Bank profits rise while simultaneously conditions get worse for the typical man (and women) on the street creating the goods and services that keep the country going.
It is all going to change...mark my words if you must
https://www.fma.govt.nz/business/legislation/conduct-of-financial-insti…
This will change the landscape and at least make customers understand exactly what they are being charged. If they wish to move they can/will but true competition is needed. That will come in the form of Apple, Costco (don't laugh you will see) and other providers of agile technology that better suits customer needs at a much lower price point.
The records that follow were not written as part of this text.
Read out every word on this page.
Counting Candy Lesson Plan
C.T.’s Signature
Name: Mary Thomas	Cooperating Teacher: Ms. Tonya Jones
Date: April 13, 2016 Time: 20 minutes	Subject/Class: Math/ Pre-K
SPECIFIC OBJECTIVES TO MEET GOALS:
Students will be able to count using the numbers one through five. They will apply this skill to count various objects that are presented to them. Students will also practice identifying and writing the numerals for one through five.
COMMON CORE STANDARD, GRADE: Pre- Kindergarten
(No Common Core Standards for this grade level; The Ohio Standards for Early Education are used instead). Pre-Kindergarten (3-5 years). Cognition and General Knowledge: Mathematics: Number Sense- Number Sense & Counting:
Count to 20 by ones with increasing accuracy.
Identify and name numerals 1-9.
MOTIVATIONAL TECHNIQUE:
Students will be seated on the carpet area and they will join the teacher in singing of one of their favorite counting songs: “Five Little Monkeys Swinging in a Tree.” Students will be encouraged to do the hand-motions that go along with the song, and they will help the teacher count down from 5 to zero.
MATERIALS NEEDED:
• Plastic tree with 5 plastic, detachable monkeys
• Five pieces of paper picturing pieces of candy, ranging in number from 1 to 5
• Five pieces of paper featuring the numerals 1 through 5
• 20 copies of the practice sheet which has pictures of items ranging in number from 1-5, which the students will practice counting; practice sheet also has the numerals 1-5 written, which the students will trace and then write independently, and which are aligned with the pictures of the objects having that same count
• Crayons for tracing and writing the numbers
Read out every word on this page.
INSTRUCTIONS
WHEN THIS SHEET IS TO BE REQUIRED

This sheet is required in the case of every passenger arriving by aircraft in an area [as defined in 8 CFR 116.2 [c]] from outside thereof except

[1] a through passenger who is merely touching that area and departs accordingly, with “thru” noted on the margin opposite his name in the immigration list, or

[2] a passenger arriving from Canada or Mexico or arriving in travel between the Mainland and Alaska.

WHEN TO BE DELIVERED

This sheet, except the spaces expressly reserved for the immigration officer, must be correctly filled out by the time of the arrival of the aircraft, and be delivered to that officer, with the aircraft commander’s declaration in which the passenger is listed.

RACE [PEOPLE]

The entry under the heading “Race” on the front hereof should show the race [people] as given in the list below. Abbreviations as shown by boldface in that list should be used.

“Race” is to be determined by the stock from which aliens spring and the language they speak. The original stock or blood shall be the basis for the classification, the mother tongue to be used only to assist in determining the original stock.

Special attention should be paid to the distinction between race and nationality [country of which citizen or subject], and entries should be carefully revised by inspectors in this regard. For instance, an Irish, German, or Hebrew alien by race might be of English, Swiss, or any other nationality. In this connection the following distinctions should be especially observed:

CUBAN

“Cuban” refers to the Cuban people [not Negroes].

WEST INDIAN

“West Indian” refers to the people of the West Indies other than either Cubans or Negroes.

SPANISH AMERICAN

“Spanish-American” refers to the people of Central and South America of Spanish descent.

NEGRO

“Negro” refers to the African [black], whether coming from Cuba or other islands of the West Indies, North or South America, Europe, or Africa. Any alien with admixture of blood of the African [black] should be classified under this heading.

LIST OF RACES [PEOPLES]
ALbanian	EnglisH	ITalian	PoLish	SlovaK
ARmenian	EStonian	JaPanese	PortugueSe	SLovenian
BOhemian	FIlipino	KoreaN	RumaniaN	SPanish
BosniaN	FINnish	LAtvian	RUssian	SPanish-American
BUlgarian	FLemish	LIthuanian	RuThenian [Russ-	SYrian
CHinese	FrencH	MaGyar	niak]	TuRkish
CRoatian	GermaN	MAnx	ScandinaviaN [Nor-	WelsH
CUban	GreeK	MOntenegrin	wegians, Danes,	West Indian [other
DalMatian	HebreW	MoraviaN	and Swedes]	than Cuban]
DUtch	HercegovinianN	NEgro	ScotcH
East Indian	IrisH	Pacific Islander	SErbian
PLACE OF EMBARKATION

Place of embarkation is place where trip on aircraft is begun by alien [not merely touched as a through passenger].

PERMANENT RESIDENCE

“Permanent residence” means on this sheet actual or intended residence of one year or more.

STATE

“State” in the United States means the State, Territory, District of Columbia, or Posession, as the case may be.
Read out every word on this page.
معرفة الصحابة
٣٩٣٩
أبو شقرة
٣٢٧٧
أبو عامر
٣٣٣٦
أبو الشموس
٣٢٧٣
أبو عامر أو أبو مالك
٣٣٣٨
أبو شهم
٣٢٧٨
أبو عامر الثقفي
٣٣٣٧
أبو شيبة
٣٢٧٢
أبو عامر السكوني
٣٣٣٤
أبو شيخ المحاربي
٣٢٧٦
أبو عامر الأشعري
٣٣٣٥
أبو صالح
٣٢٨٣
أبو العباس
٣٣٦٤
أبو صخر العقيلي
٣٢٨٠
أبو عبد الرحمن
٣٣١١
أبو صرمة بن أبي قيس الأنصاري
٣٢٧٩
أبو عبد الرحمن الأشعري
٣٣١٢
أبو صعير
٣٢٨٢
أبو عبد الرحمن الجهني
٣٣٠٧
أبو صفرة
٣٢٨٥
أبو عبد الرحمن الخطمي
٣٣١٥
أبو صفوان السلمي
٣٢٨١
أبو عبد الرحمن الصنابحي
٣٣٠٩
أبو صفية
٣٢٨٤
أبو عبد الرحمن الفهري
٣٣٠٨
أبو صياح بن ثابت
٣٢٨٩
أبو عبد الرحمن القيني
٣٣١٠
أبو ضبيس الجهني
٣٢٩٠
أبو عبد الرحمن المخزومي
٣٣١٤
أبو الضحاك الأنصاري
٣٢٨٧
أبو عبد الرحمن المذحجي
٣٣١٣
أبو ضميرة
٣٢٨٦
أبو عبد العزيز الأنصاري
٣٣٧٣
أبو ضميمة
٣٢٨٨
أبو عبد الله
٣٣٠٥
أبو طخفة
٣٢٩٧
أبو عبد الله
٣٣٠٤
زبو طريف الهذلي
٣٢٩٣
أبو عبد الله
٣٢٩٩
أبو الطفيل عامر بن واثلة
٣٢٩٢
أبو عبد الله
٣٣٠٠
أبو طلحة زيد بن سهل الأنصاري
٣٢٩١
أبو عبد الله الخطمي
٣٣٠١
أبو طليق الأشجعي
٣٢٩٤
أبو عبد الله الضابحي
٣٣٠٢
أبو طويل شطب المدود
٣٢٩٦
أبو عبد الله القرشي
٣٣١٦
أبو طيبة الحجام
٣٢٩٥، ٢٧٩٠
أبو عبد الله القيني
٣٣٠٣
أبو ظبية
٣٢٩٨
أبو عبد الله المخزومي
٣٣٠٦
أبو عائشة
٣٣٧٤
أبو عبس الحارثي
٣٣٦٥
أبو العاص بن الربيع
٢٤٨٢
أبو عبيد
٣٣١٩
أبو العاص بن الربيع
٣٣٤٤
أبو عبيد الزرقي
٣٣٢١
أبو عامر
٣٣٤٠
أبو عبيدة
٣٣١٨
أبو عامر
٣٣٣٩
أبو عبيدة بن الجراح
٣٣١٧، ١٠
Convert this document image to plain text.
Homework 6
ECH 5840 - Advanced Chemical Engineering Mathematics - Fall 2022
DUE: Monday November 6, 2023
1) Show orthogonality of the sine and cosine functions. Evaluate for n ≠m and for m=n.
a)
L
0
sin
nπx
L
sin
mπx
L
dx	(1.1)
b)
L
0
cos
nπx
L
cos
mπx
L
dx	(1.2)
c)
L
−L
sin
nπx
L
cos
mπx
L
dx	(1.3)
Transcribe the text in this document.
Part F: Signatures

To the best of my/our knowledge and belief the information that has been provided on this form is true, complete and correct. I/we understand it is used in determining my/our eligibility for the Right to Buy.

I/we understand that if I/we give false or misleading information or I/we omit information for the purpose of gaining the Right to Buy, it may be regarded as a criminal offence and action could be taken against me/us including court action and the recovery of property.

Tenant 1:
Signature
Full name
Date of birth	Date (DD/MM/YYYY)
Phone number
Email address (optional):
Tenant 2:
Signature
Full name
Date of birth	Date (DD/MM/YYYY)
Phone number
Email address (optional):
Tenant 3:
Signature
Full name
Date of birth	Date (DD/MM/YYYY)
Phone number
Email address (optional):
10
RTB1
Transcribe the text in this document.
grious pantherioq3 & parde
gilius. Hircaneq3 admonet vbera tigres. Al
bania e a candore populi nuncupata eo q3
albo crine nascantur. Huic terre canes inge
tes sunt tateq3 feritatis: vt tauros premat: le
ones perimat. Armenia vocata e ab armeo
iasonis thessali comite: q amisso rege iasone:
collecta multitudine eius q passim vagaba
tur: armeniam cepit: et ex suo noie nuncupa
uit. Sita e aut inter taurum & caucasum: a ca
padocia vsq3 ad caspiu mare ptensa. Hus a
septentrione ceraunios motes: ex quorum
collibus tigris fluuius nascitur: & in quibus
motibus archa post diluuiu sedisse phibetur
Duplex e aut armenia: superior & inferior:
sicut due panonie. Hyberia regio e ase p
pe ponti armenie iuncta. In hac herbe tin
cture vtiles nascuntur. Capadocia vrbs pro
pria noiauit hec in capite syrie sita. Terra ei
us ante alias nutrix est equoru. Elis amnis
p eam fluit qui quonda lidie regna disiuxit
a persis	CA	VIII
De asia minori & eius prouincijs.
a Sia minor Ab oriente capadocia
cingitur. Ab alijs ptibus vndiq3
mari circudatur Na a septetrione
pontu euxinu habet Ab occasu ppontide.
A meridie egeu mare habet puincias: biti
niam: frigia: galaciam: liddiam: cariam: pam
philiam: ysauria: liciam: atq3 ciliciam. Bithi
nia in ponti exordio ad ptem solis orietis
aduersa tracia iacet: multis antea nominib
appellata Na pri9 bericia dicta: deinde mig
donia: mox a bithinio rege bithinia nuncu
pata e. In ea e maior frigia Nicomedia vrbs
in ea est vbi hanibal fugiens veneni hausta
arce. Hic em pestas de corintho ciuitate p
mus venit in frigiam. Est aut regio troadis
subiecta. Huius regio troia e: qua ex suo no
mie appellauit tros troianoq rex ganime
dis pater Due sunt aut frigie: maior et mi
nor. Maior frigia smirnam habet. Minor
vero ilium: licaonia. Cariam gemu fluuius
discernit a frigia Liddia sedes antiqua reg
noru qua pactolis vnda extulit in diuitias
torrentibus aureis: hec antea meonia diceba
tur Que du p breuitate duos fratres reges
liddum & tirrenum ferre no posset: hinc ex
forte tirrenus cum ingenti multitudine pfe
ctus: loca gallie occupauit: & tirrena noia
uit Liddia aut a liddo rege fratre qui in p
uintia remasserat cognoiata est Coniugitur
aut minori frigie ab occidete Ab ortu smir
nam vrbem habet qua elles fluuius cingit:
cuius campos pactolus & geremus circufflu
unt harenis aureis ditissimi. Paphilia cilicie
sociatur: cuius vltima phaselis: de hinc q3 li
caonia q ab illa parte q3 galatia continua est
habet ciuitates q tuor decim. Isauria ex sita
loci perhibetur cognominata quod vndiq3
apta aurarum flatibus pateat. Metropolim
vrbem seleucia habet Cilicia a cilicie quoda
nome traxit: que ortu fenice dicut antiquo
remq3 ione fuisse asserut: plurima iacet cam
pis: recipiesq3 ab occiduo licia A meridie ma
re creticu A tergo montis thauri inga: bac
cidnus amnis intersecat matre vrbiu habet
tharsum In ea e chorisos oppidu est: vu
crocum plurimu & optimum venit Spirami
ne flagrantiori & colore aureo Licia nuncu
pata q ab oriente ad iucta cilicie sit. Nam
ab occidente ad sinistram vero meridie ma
Still waiting for someone in the media to ask the question in a public forum. 'Mr Orr, why when we it costs us 4.5% to borrow 2 year money, 4.5% paid for by NZ taxpayers, are we giving money via the FLP to foreign owned banks at 3.5%. Money that they then charge NZ taxpayers 6% to borrow?''
NZ Treasury issues 2 year Government bonds paying 4.5% interest to ANZ
https://www.interest.co.nz/charts/interest-rates/government-bond-rates
ANZ can borrow through Reserve Banks FLP programme and pay 3.5% interest (ie the OCR)
https://www.interest.co.nz/banking/116767/asb-biggest-user-public-money…
Great way to clip the ticket by 1%
Great arbitrage or am I missing something?
Just read the ANZ Press Release, a whole lot of waffle and we gave a few bucks to charity don't you know. So why didn't they just send a simple press release out as follows...
ANZ gives all NZ nurses $13000 bonus.
ANZ today annouces its financial results including $796m in tax paid. This allows the NZ Government to pay a $13000 bonus to all 58000 registered nurses.
ANZ hopes that the tax paid by other banks will be appropriately apportioned to Teachers, Police and other health care professionals.
deposits are always from the housing resellers......
first home buyers don't get anything more than few cents for their deposits saved to buy house....
mortgage interest for 10% of 750k is nearly 1000$ people have to pay..... mortgage increase will lead to rent increase too....
when a dollar extra is earned by workers, some one will come and tax it..... on the other hand these people are punishing public with 1000s of dollars in the name of some free market...
Robe from public ,,,,to pay yourself....ad your employees
making rich more richer and poor more poorer....
BORROWS from reserve bank which is public money and lends it to make billions of dollar profit.